Para los sostenedores de las teorías de la globalización, los únicos actores de las relaciones internacionales ya no son exclusivamente los Estados, sino también otros entes y organismos, sean nacionales o internacionales, como por ejemplo las empresas o corporaciones transnacionales y multinacionales, las entidades no gubernamentales o los inmigrantes en tanto que conformen minorías cohesionadas con conciencia de su papel político y su aportación laboral en un país determinado.
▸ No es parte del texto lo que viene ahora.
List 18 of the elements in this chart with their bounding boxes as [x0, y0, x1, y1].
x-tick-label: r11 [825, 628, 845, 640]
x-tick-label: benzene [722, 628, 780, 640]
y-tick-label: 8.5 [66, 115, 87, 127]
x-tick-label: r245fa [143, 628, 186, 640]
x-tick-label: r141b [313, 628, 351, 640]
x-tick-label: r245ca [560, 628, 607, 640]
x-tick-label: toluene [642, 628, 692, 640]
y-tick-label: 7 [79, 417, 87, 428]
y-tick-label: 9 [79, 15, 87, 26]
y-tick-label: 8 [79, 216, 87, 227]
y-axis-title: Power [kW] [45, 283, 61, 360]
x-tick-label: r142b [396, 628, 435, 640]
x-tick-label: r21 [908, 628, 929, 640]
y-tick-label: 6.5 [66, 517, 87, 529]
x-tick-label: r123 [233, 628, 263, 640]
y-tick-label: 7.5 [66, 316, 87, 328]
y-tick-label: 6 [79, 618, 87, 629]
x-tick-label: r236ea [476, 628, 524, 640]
Se han empezado a considerar actores internacionales por su poder de influencia en la elaboración y ejecución de las políticas, sean éstas de ámbito nacional o internacional de los Estados en donde se encuentran, porque han desarrollado efectivos mecanismos de presión mediática o económica, por citar algunos, encaminados a forzar, moldear, impedir o transformar las intenciones de los Estados en relación a las materias que les conciernen o afectan.
Estos actores globales traspasan las fronteras estatales en sus pretensiones y acciones porque, inclusive no perteneciendo o residiendo en los espacios donde se aplican medidas o políticas, excitan cambios de posturas en los otros actores responsables de aplicarlas. Tal es el caso típico de los cubanos exiliados que viven en Estados Unidos, que constantemente presionan al gobierno de Washington para que adopte una u otra política exterior respecto a Cuba; o por ejemplo los residentes argelinos o marroquíes que presionan para que Francia se posicione en el seno de la Unión Europea respecto a las políticas que han de afectar a los países de origen de estos ciudadanos; y finalmente, de manera inversa, los países emisores de inmigrantes, especialmente los del tercer mundo, que ven en sus nacionales en el exterior una colectividad de suma importancia y desde la cual se benefician de importantes remesas de dinero.
Los Estados, entonces, se han empezado a percatar de que el ejercicio de su soberanía nacional les viene siendo sometido paulatinamente a cuestionamientos por agentes transnacionales, que en el caso de la inmigración se materializa en un constante flujo de personas que penetran por unas permeables fronteras y que están haciendo entrever las limitaciones de la capacidad de gestión y control que el Estado debería tener.
Planteadas las ideas anteriores y haciendo referencia ya a la soberanía per se, podemos primero afirmar que en cuanto a su génesis los autores coinciden con bastante unanimidad en que corresponde con el mismo nacimiento del Estado, entendido este último como la organización política y gubernamental consentida por los hombres que viven en un territorio determinado.
Pero al tratar de encontrar una definición única no hay mayor consenso desde que Bodino, Hobbes, Montesquieu, Rousseau y otros célebres empezaran a configurar y desarrollar el concepto desde el siglo XVI hasta nuestros días, dado que parece difícil encontrar el que satisfaga a todas las aspiraciones de quienes la interpretan y estudian desde las diferentes ramas del saber científico y humanístico, especialmente en las ciencias políticas y el derecho.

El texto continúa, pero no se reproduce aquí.